I learned it was easier to spell it out after I gave my name rather than have to watch the grown-ups erase their mistake or worse, scribble out the misspelling. Scratching out the H left my name with this odd gap between the C and the other letters. Sometimes the A at the end of my name was a transformed E. I turned this into a game. I could tell who was actually listening to me by watching whether they carefully followed my spelling or just quickly wrote down their own assumption. This is not simply about listening, but about being sensitive to a fellow human being.
This is something that bothers me when I see articles about homeschooling written by journalists and other writers outside the homeschooling community. They can't seem to believe that the word "homeschooling" is correct. In fact, I read one article in a local paper (I apologize, this was a while ago and I misplaced the clipping) where the reporter placed the [sic] symbol after each spelling of homeschooling in a quote he used from a homeschooler's email. The email was written to decline an interview request. The symbol was not used to inform readers, but rather to mock the homeschooler's spelling. It was also used for two words that were mispelled in the email.
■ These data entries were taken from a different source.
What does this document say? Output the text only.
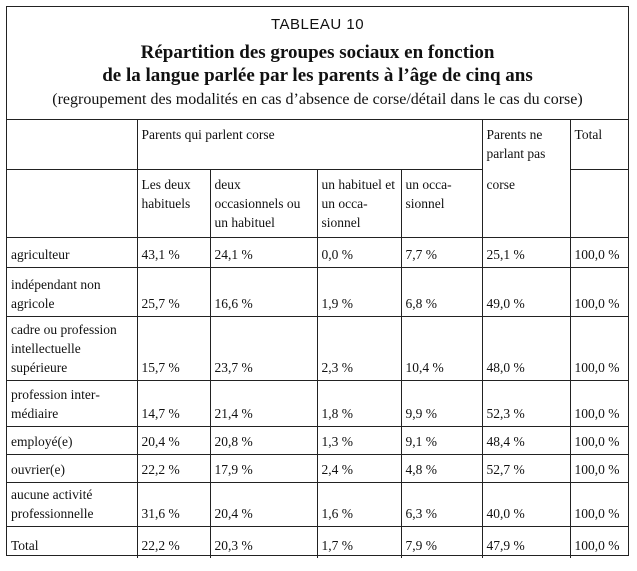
TABLEAU 10
Répartition des groupes sociaux en fonction
de la langue parlée par les parents à l’âge de cinq ans
(regroupement des modalités en cas d’absence de corse/détail dans le cas du corse)
	Parents qui parlent corse				Parents ne parlant pas	Total
	Les deux habituels	deux occasionnels ou un habituel	un habituel et un occasionnel	un occasionnel	corse	
agriculteur	43,1 %	24,1 %	0,0 %	7,7 %	25,1 %	100,0 %
indépendant non agricole	25,7 %	16,6 %	1,9 %	6,8 %	49,0 %	100,0 %
cadre ou profession intellectuelle supérieure	15,7 %	23,7 %	2,3 %	10,4 %	48,0 %	100,0 %
profession intermédiaire	14,7 %	21,4 %	1,8 %	9,9 %	52,3 %	100,0 %
employé(e)	20,4 %	20,8 %	1,3 %	9,1 %	48,4 %	100,0 %
ouvrier(e)	22,2 %	17,9 %	2,4 %	4,8 %	52,7 %	100,0 %
aucune activité professionnelle	31,6 %	20,4 %	1,6 %	6,3 %	40,0 %	100,0 %
Total	22,2 %	20,3 %	1,7 %	7,9 %	47,9 %	100,0 %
I don't deny that there are many of us who are very elitist about spelling. Recent comments to a NY Times magazine article about homeschooling caused many in the homeschooling blog community to throw grammatical stones at the poorly written responses by unenlightened teenagers. Many of those letters were so alike that it was clear they were written as part of a class project. I feel worse that none of these students seemed to take the time to research homeschooling or read other comments from actual homeschoolers instead of simply parroting their class discussion. It is important to understand the opposing view to effectively argue your perspective. I had a hard time believing that many of the students who commented had an opinion. They were simply writing what they thought their teacher wanted to hear.
If I read any article that spells homeschooling as "home schooling" or "home-schooling", I take a deep breath and prepare myself for what will follow. I know the reporter would rather rely on spell-check than pick up an up-to-date dictionary. You don't even need a physical dictionary handy. Here are links online:
The Free Dictionary: http://www.thefreedictionary.com/homeschooling
Oxford Dictionaries: http://oxforddictionaries.com/definition/homeschooling?region=us
Misspelling something as important as the name tells me that little research was done within the homeschooling community. It tells me an opinion was formed from the onset and the reporter would rather tell readers what he or she thinks they want to hear. And believe me, I understand! It's hard to learn about homeschooling. Homeschoolers are individuals. No two are educating their children in the same way. There is no standard way to do it. It's that freedom that attracted me to it. But try explaining that to a reporter.
I don't mind the misspellings of my name anymore. Now I look to see who can figure it out without me noting the error. Having homeschooled for a while, I know that pointing out mistakes doesn't really teach as much as recognizing and fixing your own mistakes. I'm still waiting for the journalists to learn that.